Il romano Servio Tullio era della convinzione che già i primi abitanti della Terra non avevano mai portato il fuoco ai loro altari, in quanto riuscivano attraverso la preghiera a portare giù dal cielo il “Fuoco celeste”.
Inoltre, nell’ambito delle conoscenze oggi misconosciute dell’Antica Roma, c’è il mistero delle cosiddette “lampade eterne” che illuminavano le notti degli Imperatori romani e che non erano alimentate da olio o da altro combustibile noto.

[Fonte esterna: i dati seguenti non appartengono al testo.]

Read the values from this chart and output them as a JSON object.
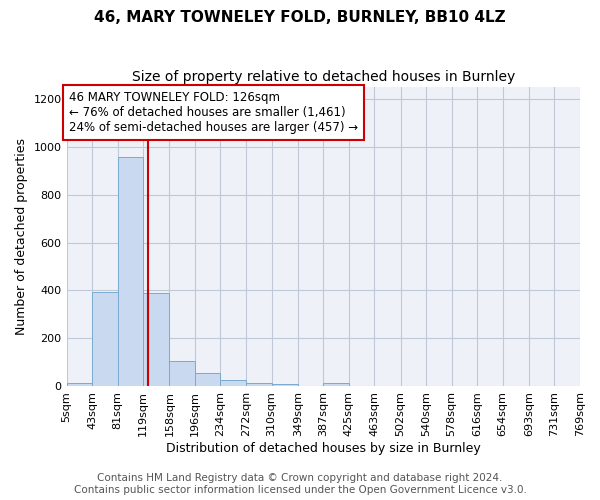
{
  "title1": "46, MARY TOWNELEY FOLD, BURNLEY, BB10 4LZ",
  "title2": "Size of property relative to detached houses in Burnley",
  "xlabel": "Distribution of detached houses by size in Burnley",
  "ylabel": "Number of detached properties",
  "bin_edges": [
    5,
    43,
    81,
    119,
    158,
    196,
    234,
    272,
    310,
    349,
    387,
    425,
    463,
    502,
    540,
    578,
    616,
    654,
    693,
    731,
    769
  ],
  "bar_heights": [
    15,
    395,
    955,
    390,
    105,
    55,
    25,
    15,
    10,
    0,
    15,
    0,
    0,
    0,
    0,
    0,
    0,
    0,
    0,
    0
  ],
  "bar_color": "#c8d9f0",
  "bar_edge_color": "#7aaad0",
  "grid_color": "#c0c8d8",
  "background_color": "#eef2f8",
  "red_line_x": 126,
  "red_line_color": "#cc0000",
  "annotation_line1": "46 MARY TOWNELEY FOLD: 126sqm",
  "annotation_line2": "← 76% of detached houses are smaller (1,461)",
  "annotation_line3": "24% of semi-detached houses are larger (457) →",
  "annotation_box_color": "#ffffff",
  "annotation_box_edge": "#cc0000",
  "ylim": [
    0,
    1250
  ],
  "yticks": [
    0,
    200,
    400,
    600,
    800,
    1000,
    1200
  ],
  "footer": "Contains HM Land Registry data © Crown copyright and database right 2024.\nContains public sector information licensed under the Open Government Licence v3.0.",
  "title1_fontsize": 11,
  "title2_fontsize": 10,
  "xlabel_fontsize": 9,
  "ylabel_fontsize": 9,
  "tick_fontsize": 8,
  "annotation_fontsize": 8.5,
  "footer_fontsize": 7.5
}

Agostino, dottore e santo della Chiesa cattolica, è un testimone involontario e degno di considerazione circa l’esistenza di una di queste lampade. E guarda caso cita questa “lampada eterna” proprio in relazione con un tempio dell’Egitto romanizzato dedicato a Venere. La stessa divinità pagana a cui era stata dedicata la basilica di Gerusalemme, fatta edificare dall’imperatore Adriano e sulle cui fondamenta venne fatta costruire da Costantino la basilica del Santo Sepolcro.
Lo squarcio in una delle colonne della basilica prodotto nel 1549 dal “Fuoco Sacro”. Il Patriarca ortodosso era stato allontanato dalla cripta dagli armeni che volevano impossessarsi del fenomeno. Ma non ci riuscirono: il “Fuoco Sacro” si manifestò, contrariamente alla consuetudine, fuori dalla cripta, al fianco del Patriarca ortodosso in attesa


Sfere luminose e altri misteri
Un altro fenomeno legato alla cerimonia pasquale del “Fuoco Sacro” è l’occasionale presenza di piccoli globi luminosi che vengono visti transitare sulle teste dei fedeli.
Molti testimoni affermano di averli visti e fotografati. Altri dicono che questi globi alle volte sono in grado di fermarsi per scendere sui fedeli ad accendere le loro torce.
Un fenomeno che ricorda inevitabilmente quello delle sfere luminose che vengono di tanto in tanto osservate sui “crop circles”, i grandi disegni ricavati nei campi di grano, anch’essi realizzati con l’emissione di onde elettromagnetiche.
Le stesse misteriose onde elettromagnetiche che, sempre in relazione ai crop circles, hanno prodotto, dal 2003 in poi, piccoli incendi inspiegabili nelle case della cittadina di Caronìa, in Sicilia, lasciando senza una spiegazione sulla loro origine la Commissione del Governo italiano che se n'era occupata nel 2007. In questo caso la Procura di Palermo avviò un’inchiesta su ignoti che si riteneva possedessero l’idonea tecnologia per attivare i fasci di onde elettromagnetiche rilevate in occasione dei fuochi spontanei.